In the case of Peoples Bank and Trust Co. v. Globe International Publishing Inc., Nellie Mitchell was a 97-year old woman who worked at a newsstand and delivered newspapers in her city Mountain Home in Baxter County, Arkansas for almost 50 years. Since she was a local legend and well known for her long record of service, she was deemed newsworthy in 1980 by the National Examiner and Sun. Globe. which ran news stories of her. In 1990 however, the same photo used in for the news stories in 1980 were used again to accompany an article titled, “Pregnancy forces Granny to Quit Work at Age 101.” was falsely claimed by the Globe to be retiring due to pregnancy. By misusing Mitchell’s photo, like the Daily Mail’s use of Keira Knightley’s photo, she was linked to a completely fictitious story as an Australian mail carrier who became pregnant in an extra-marital affair via her route. She sued under the false light invasion of privacy. In the As stated in Benz. v.
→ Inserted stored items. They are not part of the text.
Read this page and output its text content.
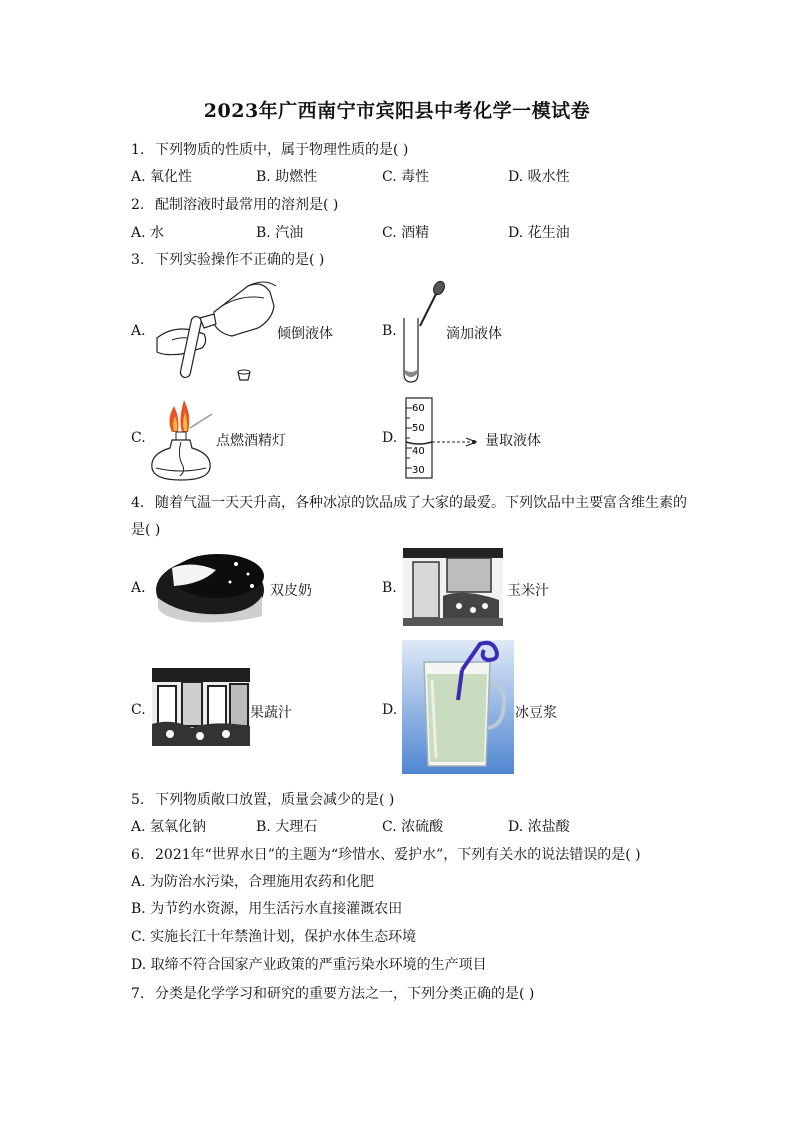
2023年广西南宁市宾阳县中考化学一模试卷
1. 下列物质的性质中，属于物理性质的是( )
A. 氧化性	B. 助燃性	C. 毒性	D. 吸水性
2. 配制溶液时最常用的溶剂是( )
A. 水	B. 汽油	C. 酒精	D. 花生油
3. 下列实验操作不正确的是( )
A.	倾倒液体	B.	滴加液体
C.	点燃酒精灯	D.
60
50
40
30
量取液体
4. 随着气温一天天升高，各种冰凉的饮品成了大家的最爱。下列饮品中主要富含维生素的
是( )
A.	双皮奶	B.	玉米汁
C.	果蔬汁	D.	冰豆浆
5. 下列物质敞口放置，质量会减少的是( )
A. 氢氧化钠	B. 大理石	C. 浓硫酸	D. 浓盐酸
6. 2021年“世界水日”的主题为“珍惜水、爱护水”，下列有关水的说法错误的是( )
A. 为防治水污染，合理施用农药和化肥
B. 为节约水资源，用生活污水直接灌溉农田
C. 实施长江十年禁渔计划，保护水体生态环境
D. 取缔不符合国家产业政策的严重污染水环境的生产项目
7. 分类是化学学习和研究的重要方法之一，下列分类正确的是( )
Washington Newspaper Publishing Co. a “false light invasion of privacy claim requires a showing of 1) publicity 2) about a false statement, representation or imputation 3) understood to be of and concerning the plaintiff and 4) which places the plaintiff in a false light that would be highly offensive to a reasonable person.” Knightley’s pains were similar to Benz’s in that it is “highly offensive to a reasonable person.” I guess this goes to show, not everything in the celebrity world is glitzy, and that famous or not, the tabloids will get you!